Foto: www.moja-ostroleka.pl

 

 

Portal EDUNEWS.PL zamieścił dzisiaj (19 października) tekst Danuty Sterny, zatytułowany „Ile nauki stracili uczniowie z powodu COVID?”. Poniżej przedstawiamy go w całości:

 

Nie ma jeszcze ogólnych badań na ten temat. Wielu nauczycieli widzi czarny obraz. Organizacja non-profit NWEA w USA przewiduje, że uczniowie stracili mniej więcej jedną trzecią roku w czytaniu i pół roku w matematyce. Organizacja CREDO zajmująca się badaniami edukacyjnymi prognozuje, że przeciętny uczeń stracił od 136 do 232 dni nauki matematyki.

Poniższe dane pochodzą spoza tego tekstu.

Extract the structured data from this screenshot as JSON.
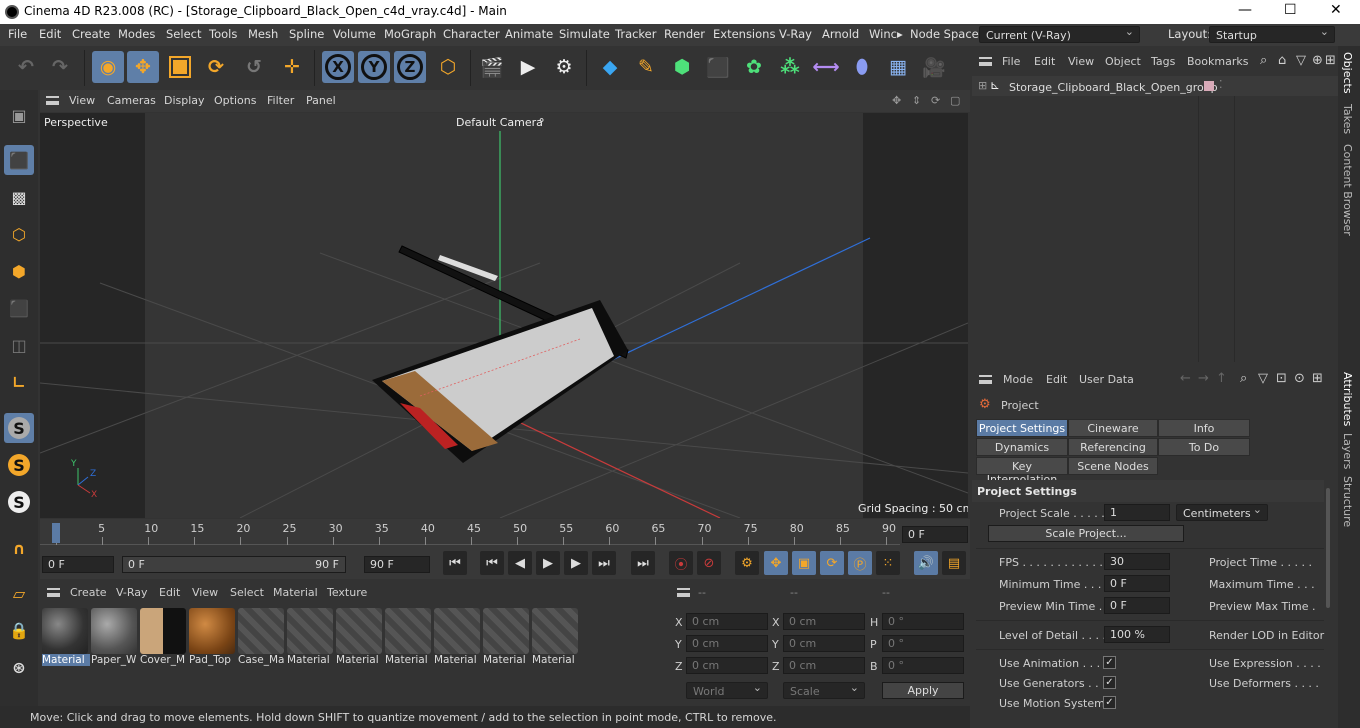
{
  "window": {
    "title": "Cinema 4D R23.008 (RC) - [Storage_Clipboard_Black_Open_c4d_vray.c4d] - Main",
    "min": "—",
    "max": "☐",
    "close": "✕"
  },
  "menubar": {
    "items": [
      "File",
      "Edit",
      "Create",
      "Modes",
      "Select",
      "Tools",
      "Mesh",
      "Spline",
      "Volume",
      "MoGraph",
      "Character",
      "Animate",
      "Simulate",
      "Tracker",
      "Render",
      "Extensions",
      "V-Ray",
      "Arnold",
      "Winc"
    ],
    "more": "▸",
    "nodespace_label": "Node Space:",
    "nodespace_value": "Current (V-Ray)",
    "layout_label": "Layout:",
    "layout_value": "Startup"
  },
  "viewport": {
    "menu": [
      "View",
      "Cameras",
      "Display",
      "Options",
      "Filter",
      "Panel"
    ],
    "label_perspective": "Perspective",
    "label_camera": "Default Camera",
    "camera_glyph": "⚬",
    "grid_spacing": "Grid Spacing : 50 cm",
    "axis": {
      "y": "Y",
      "z": "Z",
      "x": "X"
    }
  },
  "timeline": {
    "ticks": [
      "0",
      "5",
      "10",
      "15",
      "20",
      "25",
      "30",
      "35",
      "40",
      "45",
      "50",
      "55",
      "60",
      "65",
      "70",
      "75",
      "80",
      "85",
      "90"
    ],
    "current_frame": "0 F",
    "start_frame": "0 F",
    "range_start": "0 F",
    "range_end": "90 F",
    "end_frame": "90 F"
  },
  "materials": {
    "menu": [
      "Create",
      "V-Ray",
      "Edit",
      "View",
      "Select",
      "Material",
      "Texture"
    ],
    "items": [
      "Material",
      "Paper_W",
      "Cover_M",
      "Pad_Top",
      "Case_Ma",
      "Material",
      "Material",
      "Material",
      "Material",
      "Material",
      "Material"
    ]
  },
  "coords": {
    "header": [
      "--",
      "--",
      "--"
    ],
    "rows": [
      {
        "a": "X",
        "av": "0 cm",
        "b": "X",
        "bv": "0 cm",
        "c": "H",
        "cv": "0 °"
      },
      {
        "a": "Y",
        "av": "0 cm",
        "b": "Y",
        "bv": "0 cm",
        "c": "P",
        "cv": "0 °"
      },
      {
        "a": "Z",
        "av": "0 cm",
        "b": "Z",
        "bv": "0 cm",
        "c": "B",
        "cv": "0 °"
      }
    ],
    "world": "World",
    "scale": "Scale",
    "apply": "Apply"
  },
  "objects": {
    "menu": [
      "File",
      "Edit",
      "View",
      "Object",
      "Tags",
      "Bookmarks"
    ],
    "tree": [
      {
        "name": "Storage_Clipboard_Black_Open_group"
      }
    ]
  },
  "attributes": {
    "menu": [
      "Mode",
      "Edit",
      "User Data"
    ],
    "title": "Project",
    "tabs_row1": [
      "Project Settings",
      "Cineware",
      "Info"
    ],
    "tabs_row2": [
      "Dynamics",
      "Referencing",
      "To Do"
    ],
    "tabs_row3": [
      "Key Interpolation",
      "Scene Nodes"
    ],
    "section": "Project Settings",
    "project_scale_label": "Project Scale . . . . .",
    "project_scale_value": "1",
    "project_scale_unit": "Centimeters",
    "scale_project_button": "Scale Project...",
    "fields_left": [
      {
        "label": "FPS . . . . . . . . . . . . .",
        "value": "30"
      },
      {
        "label": "Minimum Time . . . .",
        "value": "0 F"
      },
      {
        "label": "Preview Min Time . .",
        "value": "0 F"
      }
    ],
    "fields_right": [
      "Project Time . . . . .",
      "Maximum Time . . .",
      "Preview Max Time ."
    ],
    "lod_label": "Level of Detail . . . .",
    "lod_value": "100 %",
    "render_lod": "Render LOD in Editor",
    "checks_left": [
      "Use Animation . . . . .",
      "Use Generators . . . .",
      "Use Motion System"
    ],
    "checks_right": [
      "Use Expression . . . .",
      "Use Deformers . . . ."
    ],
    "check_glyph": "✓"
  },
  "right_tabs": {
    "top": [
      "Objects",
      "Takes",
      "Content Browser"
    ],
    "bottom": [
      "Attributes",
      "Layers",
      "Structure"
    ]
  },
  "status": "Move: Click and drag to move elements. Hold down SHIFT to quantize movement / add to the selection in point mode, CTRL to remove.",
  "colors": {
    "accent": "#5b7ba5",
    "axis_x": "#c83b3b",
    "axis_y": "#3ec46b",
    "axis_z": "#2f6fd8",
    "highlight": "#ffbf3a"
  },
  "toolbar_icons": [
    "undo-icon",
    "redo-icon",
    "live-selection-icon",
    "move-icon",
    "scale-icon",
    "rotate-icon",
    "recent-tools-icon",
    "world-axis-icon",
    "x-axis-icon",
    "y-axis-icon",
    "z-axis-icon",
    "coordinate-system-icon",
    "render-view-icon",
    "render-picture-viewer-icon",
    "render-settings-icon",
    "cube-icon",
    "pen-icon",
    "subdivision-icon",
    "extrude-icon",
    "cloner-icon",
    "mograph-icon",
    "deformer-icon",
    "field-icon",
    "floor-icon",
    "camera-icon",
    "light-icon"
  ]
}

Firma doradcza McKinsey przewiduje, że do jesieni 2021 r. uczniowie stracą nawet trzy miesiące nauki, w zależności od jakości nauczania na odległość.

 

Paul von Hippel, badacz edukacyjny twierdzi, że istniejące badania nie opierają się na faktycznych danych, bo takich nie ma.* Brane są pod uwagę pewne dane statystyczne, odczucia, opinie i prognozy. Bez względu jak poważnie wygląda strata nauki uczniów, jest ona faktem i musimy sobie z nią poradzić.

 

Na pewno są różnice pomiędzy uczniami. Uczniowie z obszarów o wysokim ubóstwie, mało korzystali z nauki zdalnej, a nawet w ogóle wypadali z sytemu szkolnego. Wielu uczniów nie miało dostępu do Internetu. Nauka asynchroniczna przyniosła znacznie mniejsze efekty.

 

Niektórzy twierdzą, że przeciętny uczeń niczego się nie nauczył, a nawet stracił podobnie jak to się zdarzało wcześniej w czasie wakacji letnich. W sumie uczniowie byli nieobecni w szkole przez 60 dni ze 180 dni roku szkolnego.

 

Raymond z CREDO twierdzi, że straty mogą być podwójne, gdyż uczniowie nie uczyli się nowych treści, a także zapominali o koncepcjach, których już się nauczyli.

 

W klasie szkolnej nauczyciel ma teraz bardzo trudną sytuację:

 

>Uczniowie reprezentują bardzo różne poziomy opanowania wiedzy.

 

>Wielu nauczyciele przystąpiło do diagnozowania sytuacji i używają jej do oceniania uczniów.

 

>Istnieje pokusa, aby uczniowie samodzielnie nadrobili wiedzę.

 

>Z powodów sanitarnych nauczyciele nie mogą stosować efektywnych metod nauczania np. pracy projektowej w grupach lub wzajemnego nauczania.

 

 

Istnieje stale groźba, że znowu przejdziemy na naukę zdalną i problem strat w nauce pogłębi się.

 

Nie mam pomysłu, jak sobie z tym problemem poradzić, nie znalazłam też propozycji w artykule. Myślę, że świat edukacyjny poszukuje rozwiązania, ale na pewno warto o tym problemie mówić otwarcie.

 

 

Redakcja portalu zamieściła pod tym tekstem taką informację:

 

Warto zwrócić uwagę na publikację podsumowującą polskie badania etapu edukacji zdalnej – „Edukacja zdalna: co stało się z uczniami, ich rodzicami oraz nauczycielami?”zobacz artykuł. Tam również padają pewne sugestie pod kątem strat edukacyjnych uczniów.

 

 

 

Źródło: www.edunews.pl

 

 

 

*Ten profesor nadzwyczajny w LBJ School of Public Affairs (USA), gdy formułował tę opinię, nie mógł znać wyników polskich badań, o których piszemy poniżej, w komentarzu redakcji.

 

 

 

Komentarz redakcji OE:

 

Obserwatorium Edukacji” już w dniu wirtualnej premiery publikacji „Edukacja zdalna: co stało się z uczniami, ich rodzicami i nauczycielami?”, której wydawcą jest Gdańskie Wydawnictwo Psychologiczne, czyli 16 października, zamieściło o tym informację oraz link dostępu do owego podsumowania polskich badań nad zdalnym nauczaniem.